Moralité du ressac
Une chanson. Une flûte, une voix, du drum, un synthétiseur. Une descente de demi-tons qui m’est restée dans la tête pendant plusieurs jours. Qui était ce sulfureux Sergey Kuryokhin? « Artiste expérimental, compositeur et pianiste russe, l’un des pionniers du rock russe… Brillant représentant de la culture alternative de Léningrad […] fondateur du groupe Pop-Mekhanika ». Ce bonheur-là, justement, de ne pas l’avoir su. Y rester à la limite. Ou plutôt compulsivement revenir à cet air, comme le petit moteur qui me manque ces jours-ci, comme ce quelque chose de vaguement apocalyptique et de juste assez quétaine (le quétaine comme une qualité potentiellement positive dans sa négativité) qui me donnerait un rythme intérieur, un coup de pied dans le derrière, une secousse, voire un désir de retrouver le point précis, ténu, concentré en lequel je sais accéder à ma propre inspiration. Ce cran que je ressens de manière intermittente — le roi vient quand il veut, a-t-on écrit —, d’ordinaire lorsque je suis radicalement seule, loin de tous ceux et celles que j’aime, mais plus que jamais liée à eux, les portant en moi en les tenant à distance, mais que je peine à trouver ces jours-ci, en un retournement de la solitude sur elle-même. La distance.

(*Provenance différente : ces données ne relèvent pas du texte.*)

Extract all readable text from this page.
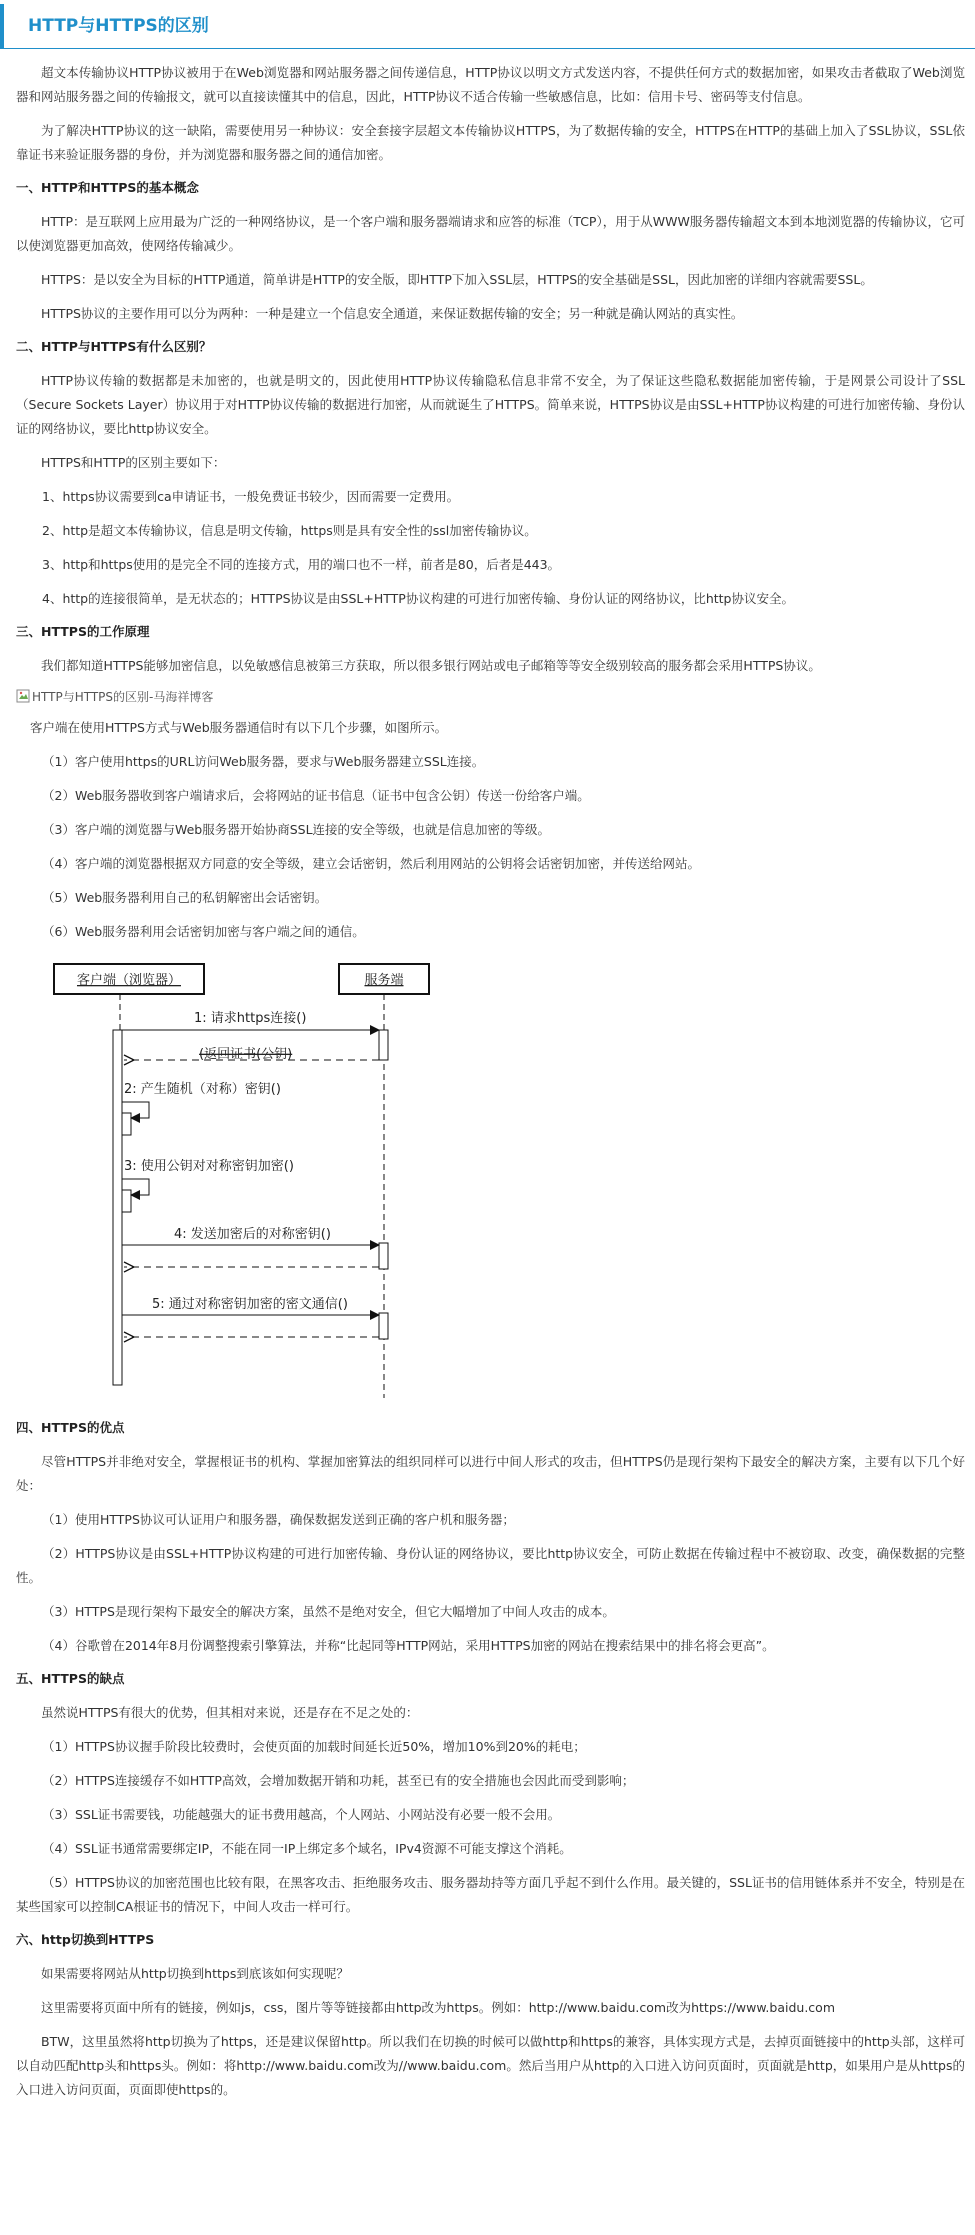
HTTP与HTTPS的区别

超文本传输协议HTTP协议被用于在Web浏览器和网站服务器之间传递信息，HTTP协议以明文方式发送内容，不提供任何方式的数据加密，如果攻击者截取了Web浏览器和网站服务器之间的传输报文，就可以直接读懂其中的信息，因此，HTTP协议不适合传输一些敏感信息，比如：信用卡号、密码等支付信息。

为了解决HTTP协议的这一缺陷，需要使用另一种协议：安全套接字层超文本传输协议HTTPS，为了数据传输的安全，HTTPS在HTTP的基础上加入了SSL协议，SSL依靠证书来验证服务器的身份，并为浏览器和服务器之间的通信加密。

一、HTTP和HTTPS的基本概念

HTTP：是互联网上应用最为广泛的一种网络协议，是一个客户端和服务器端请求和应答的标准（TCP），用于从WWW服务器传输超文本到本地浏览器的传输协议，它可以使浏览器更加高效，使网络传输减少。

HTTPS：是以安全为目标的HTTP通道，简单讲是HTTP的安全版，即HTTP下加入SSL层，HTTPS的安全基础是SSL，因此加密的详细内容就需要SSL。

HTTPS协议的主要作用可以分为两种：一种是建立一个信息安全通道，来保证数据传输的安全；另一种就是确认网站的真实性。

二、HTTP与HTTPS有什么区别？

HTTP协议传输的数据都是未加密的，也就是明文的，因此使用HTTP协议传输隐私信息非常不安全，为了保证这些隐私数据能加密传输，于是网景公司设计了SSL（Secure Sockets Layer）协议用于对HTTP协议传输的数据进行加密，从而就诞生了HTTPS。简单来说，HTTPS协议是由SSL+HTTP协议构建的可进行加密传输、身份认证的网络协议，要比http协议安全。

HTTPS和HTTP的区别主要如下：

1、https协议需要到ca申请证书，一般免费证书较少，因而需要一定费用。

2、http是超文本传输协议，信息是明文传输，https则是具有安全性的ssl加密传输协议。

3、http和https使用的是完全不同的连接方式，用的端口也不一样，前者是80，后者是443。

4、http的连接很简单，是无状态的；HTTPS协议是由SSL+HTTP协议构建的可进行加密传输、身份认证的网络协议，比http协议安全。

三、HTTPS的工作原理

我们都知道HTTPS能够加密信息，以免敏感信息被第三方获取，所以很多银行网站或电子邮箱等等安全级别较高的服务都会采用HTTPS协议。

HTTP与HTTPS的区别-马海祥博客

客户端在使用HTTPS方式与Web服务器通信时有以下几个步骤，如图所示。

（1）客户使用https的URL访问Web服务器，要求与Web服务器建立SSL连接。

（2）Web服务器收到客户端请求后，会将网站的证书信息（证书中包含公钥）传送一份给客户端。

（3）客户端的浏览器与Web服务器开始协商SSL连接的安全等级，也就是信息加密的等级。

（4）客户端的浏览器根据双方同意的安全等级，建立会话密钥，然后利用网站的公钥将会话密钥加密，并传送给网站。

（5）Web服务器利用自己的私钥解密出会话密钥。

（6）Web服务器利用会话密钥加密与客户端之间的通信。

客户端（浏览器）	服务端
1: 请求https连接()
(返回证书(公钥)
2: 产生随机（对称）密钥()
3: 使用公钥对对称密钥加密()
4: 发送加密后的对称密钥()
5: 通过对称密钥加密的密文通信()

四、HTTPS的优点

尽管HTTPS并非绝对安全，掌握根证书的机构、掌握加密算法的组织同样可以进行中间人形式的攻击，但HTTPS仍是现行架构下最安全的解决方案，主要有以下几个好处：

（1）使用HTTPS协议可认证用户和服务器，确保数据发送到正确的客户机和服务器；

（2）HTTPS协议是由SSL+HTTP协议构建的可进行加密传输、身份认证的网络协议，要比http协议安全，可防止数据在传输过程中不被窃取、改变，确保数据的完整性。

（3）HTTPS是现行架构下最安全的解决方案，虽然不是绝对安全，但它大幅增加了中间人攻击的成本。

（4）谷歌曾在2014年8月份调整搜索引擎算法，并称“比起同等HTTP网站，采用HTTPS加密的网站在搜索结果中的排名将会更高”。

五、HTTPS的缺点

虽然说HTTPS有很大的优势，但其相对来说，还是存在不足之处的：

（1）HTTPS协议握手阶段比较费时，会使页面的加载时间延长近50%，增加10%到20%的耗电；

（2）HTTPS连接缓存不如HTTP高效，会增加数据开销和功耗，甚至已有的安全措施也会因此而受到影响；

（3）SSL证书需要钱，功能越强大的证书费用越高，个人网站、小网站没有必要一般不会用。

（4）SSL证书通常需要绑定IP，不能在同一IP上绑定多个域名，IPv4资源不可能支撑这个消耗。

（5）HTTPS协议的加密范围也比较有限，在黑客攻击、拒绝服务攻击、服务器劫持等方面几乎起不到什么作用。最关键的，SSL证书的信用链体系并不安全，特别是在某些国家可以控制CA根证书的情况下，中间人攻击一样可行。

六、http切换到HTTPS

如果需要将网站从http切换到https到底该如何实现呢？

这里需要将页面中所有的链接，例如js，css，图片等等链接都由http改为https。例如：http://www.baidu.com改为https://www.baidu.com

BTW，这里虽然将http切换为了https，还是建议保留http。所以我们在切换的时候可以做http和https的兼容，具体实现方式是，去掉页面链接中的http头部，这样可以自动匹配http头和https头。例如：将http://www.baidu.com改为//www.baidu.com。然后当用户从http的入口进入访问页面时，页面就是http，如果用户是从https的入口进入访问页面，页面即使https的。
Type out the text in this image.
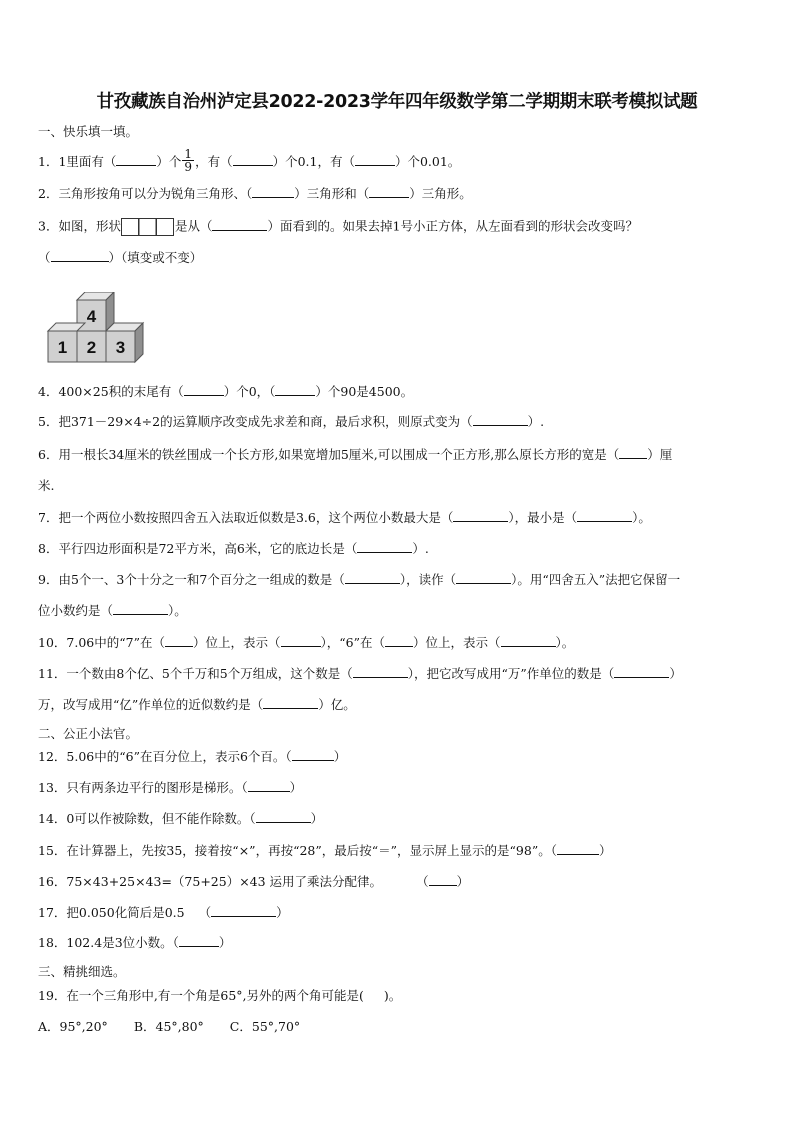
甘孜藏族自治州泸定县2022-2023学年四年级数学第二学期期末联考模拟试题
一、快乐填一填。
1．1里面有（	）个 $\frac{1}{9}$ ，有（	）个0.1，有（	）个0.01。
2．三角形按角可以分为锐角三角形、（	）三角形和（	）三角形。
3．如图，形状	是从（	）面看到的。如果去掉1号小正方体，从左面看到的形状会改变吗？
（	）（填变或不变）
4
3
1 2
4．400×25积的末尾有（	）个0，（	）个90是4500。
5．把371－29×4÷2的运算顺序改变成先求差和商，最后求积，则原式变为（	）.
6．用一根长34厘米的铁丝围成一个长方形,如果宽增加5厘米,可以围成一个正方形,那么原长方形的宽是（ ）厘
米.
7．把一个两位小数按照四舍五入法取近似数是3.6，这个两位小数最大是（	），最小是（	）。
8．平行四边形面积是72平方米，高6米，它的底边长是（	）.
9．由5个一、3个十分之一和7个百分之一组成的数是（	），读作（	）。用“四舍五入”法把它保留一
位小数约是（	）。
10．7.06中的“7”在（ ）位上，表示（	），“6”在（ ）位上，表示（	）。
11．一个数由8个亿、5个千万和5个万组成，这个数是（	），把它改写成用“万”作单位的数是（	）
万，改写成用“亿”作单位的近似数约是（	）亿。
二、公正小法官。
12．5.06中的“6”在百分位上，表示6个百。（	）
13．只有两条边平行的图形是梯形。（	）
14．0可以作被除数，但不能作除数。（	）
15．在计算器上，先按35，接着按“×”，再按“28”，最后按“＝”，显示屏上显示的是“98”。（	）
16．75×43+25×43=（75+25）×43 运用了乘法分配律。	（ ）
17．把0.050化简后是0.5 （	）
18．102.4是3位小数。（	）
三、精挑细选。
19．在一个三角形中,有一个角是65°,另外的两个角可能是( )。
A．95°,20° B．45°,80° C．55°,70°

Mais encore, l’envie irrépressible de revoir les images qui donnaient à cette musique toute son ampleur. Sentir à nouveau la complicité qui me lia d’emblée à ce serrurier russe qui pisse dans la neige et qui, au bout de sa nuit de rescousse apportée à tous ces gens verrouillés hors de chez soi, à ces filles ivres de vodka coincées à l’extérieur de leur voiture, en pleine tempête de neige, à un — 40° que l’on sait, décide de s’abstraire de l’intérieur des autres et de marcher au travers d’un vaste champ enneigé. M’émerveiller de la chaîne de réactions montrée : voiture, crise de toussotements, rire incontrôlable, répartie des nerfs qui lâchent, de la fin du quart de travail, du bout de la nuit du bout du monde, de l’aube qui point, miraculeuse et impossible. Sortir avec lui de la voiture et m’emparer par son truchement ce que nous voyons alors tous deux, ensemble, même si nous ne nous connaîtrons jamais : un ciel exagérément rose avec deux soleils entourés de quelques autres astres.
Nice of you to come! m’a-t-il alors dit. Bienvenue, ai-je énoncé, en me rappelant Geneviève Desrosiers. J’aurais alors voulu qu’il sache ces vers, de la même façon que je savais ses nuits : « Nombreux seront nos ennemis. / Tu verras comme nous serons heureux » 1 .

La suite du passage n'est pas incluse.